Fig. 6 Phase velocity of the air-pulse induced elastic wave at 180 Hz in a sandwich-type agar phantom (top) with OCT image of the phantom (bottom). The layer boundaries are marked by the dashed red line.
In this study, successive M-mode images were acquired and an air-pulse excitation was synchronized with each measurement. This technique may not be feasible for in vivo measurement due to multiple excitations and the extended acquisition time, which may lead to excessive laser exposure. However, we have recently developed a technique that takes advantage of recent advances in OCT sources by directly imaging the propagation of an air-pulse induced elastic wave. Here, only a single excitation was necessary for a line measurement and the MPE limit for the sample (cornea) was not exceeded [47]. However, the spatial and temporal resolutions were still limited as compared to the OCE technique described in this work. Recently, GPU-accelerated compressional OCE has been demonstrated, enabling near real-time 3D elasticity assessment [48]. Combining high-performance computing would drastically reduce the processing time
of the OCE post-processing and would also enable near real-time characterization of tissue biomechanical properties and is currently under development.
Another core issue for comparison of the two techniques is the cost. The approximate total costs of building the OCE and LMIV systems are listed in Table 1. The LMIV system is approximately one-tenth the cost of the OCE system. The LMIV system requires a simple HeNe laser, whereas the OCE system requires a broadband low coherence swept source laser. As the LMIV system is an open space system, there are no expensive fiber based components. Fiber optical components are becoming more mainstream and prices continue to decrease. However, the price disparity will still exist due to the sheer difference in complexity of the two systems.

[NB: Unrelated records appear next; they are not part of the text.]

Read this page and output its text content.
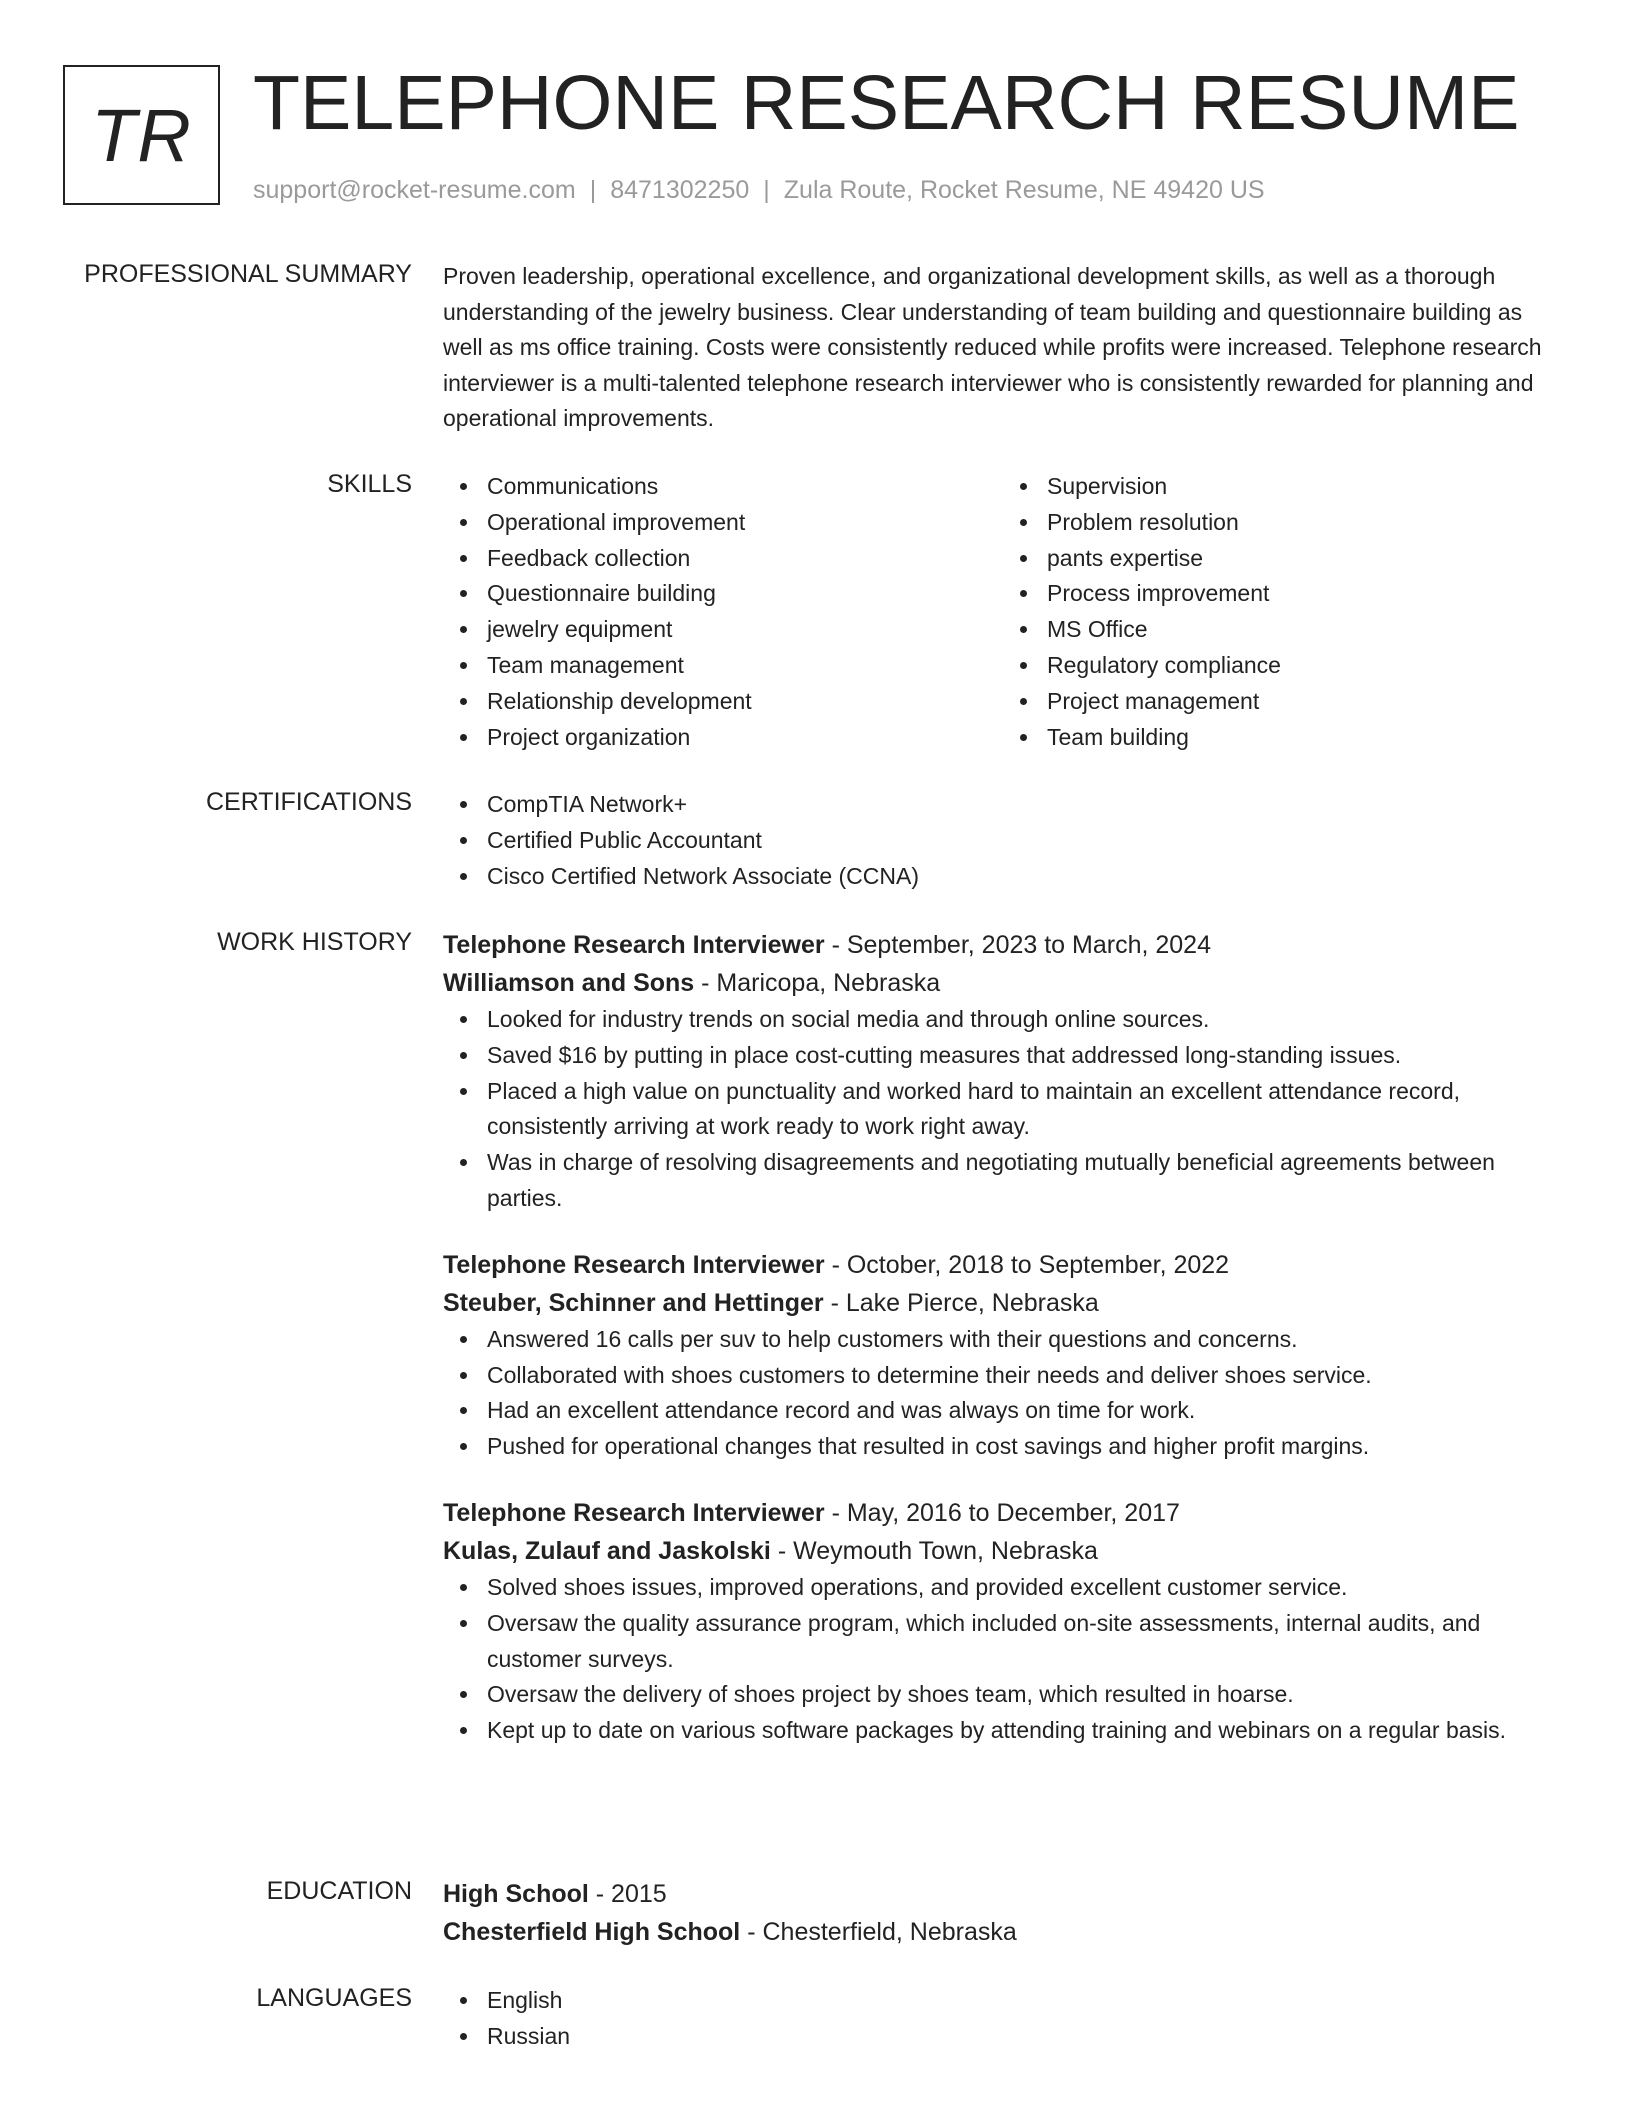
TR TELEPHONE RESEARCH RESUME
support@rocket-resume.com | 8471302250 | Zula Route, Rocket Resume, NE 49420 US
PROFESSIONAL SUMMARY Proven leadership, operational excellence, and organizational development skills, as well as a thorough understanding of the jewelry business. Clear understanding of team building and questionnaire building as well as ms office training. Costs were consistently reduced while profits were increased. Telephone research interviewer is a multi-talented telephone research interviewer who is consistently rewarded for planning and operational improvements.

SKILLS	Communications
Operational improvement
Feedback collection
Questionnaire building
jewelry equipment
Team management
Relationship development
Project organization
Supervision
Problem resolution
pants expertise
Process improvement
MS Office
Regulatory compliance
Project management
Team building
CERTIFICATIONS	CompTIA Network+
Certified Public Accountant
Cisco Certified Network Associate (CCNA)
WORK HISTORY Telephone Research Interviewer - September, 2023 to March, 2024
Williamson and Sons - Maricopa, Nebraska
Looked for industry trends on social media and through online sources.
Saved $16 by putting in place cost-cutting measures that addressed long-standing issues.
Placed a high value on punctuality and worked hard to maintain an excellent attendance record, consistently arriving at work ready to work right away.
Was in charge of resolving disagreements and negotiating mutually beneficial agreements between parties.
Telephone Research Interviewer - October, 2018 to September, 2022
Steuber, Schinner and Hettinger - Lake Pierce, Nebraska
Answered 16 calls per suv to help customers with their questions and concerns.
Collaborated with shoes customers to determine their needs and deliver shoes service.
Had an excellent attendance record and was always on time for work.
Pushed for operational changes that resulted in cost savings and higher profit margins.
Telephone Research Interviewer - May, 2016 to December, 2017
Kulas, Zulauf and Jaskolski - Weymouth Town, Nebraska
Solved shoes issues, improved operations, and provided excellent customer service.
Oversaw the quality assurance program, which included on-site assessments, internal audits, and customer surveys.
Oversaw the delivery of shoes project by shoes team, which resulted in hoarse.
Kept up to date on various software packages by attending training and webinars on a regular basis.
EDUCATION High School - 2015
Chesterfield High School - Chesterfield, Nebraska
LANGUAGES	English
Russian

Table 1. Approximate cost in $US of the OCE and LMIV systems used in this study
OCE
LMIV
Light source 20000 850
Optical components 4500 2550
Scan 2850 0
Control units 6500 600
Data acquisition 10000 150
Data processing 3000 500
Total cost 46850 4650
5 Conclusion
In this work we have utilized two optical techniques, laser Michelson interferometric vibrometry (LMIV) and optical coherence elastography (OCE) to assess the elasticity of tissue-mimicking agar phantoms. A focused air-pulse induced elastic waves in the samples, which were then detected by the two techniques. The stiffness of the agar phantoms as quantified from the velocity were measured by the LMIV and OCE systems was in good agreement. The LMIV system was significantly less complex and cost-effective as compared to the OCE system, but the LMIV system cannot provide-depth resolved elasticity assessment. Therefore, if depth-resolved elasticity or high spatial resolutions are not necessary, then LMIV may be a simple and cost-effective technique to measure the elasticity of tissues completely noninvasively.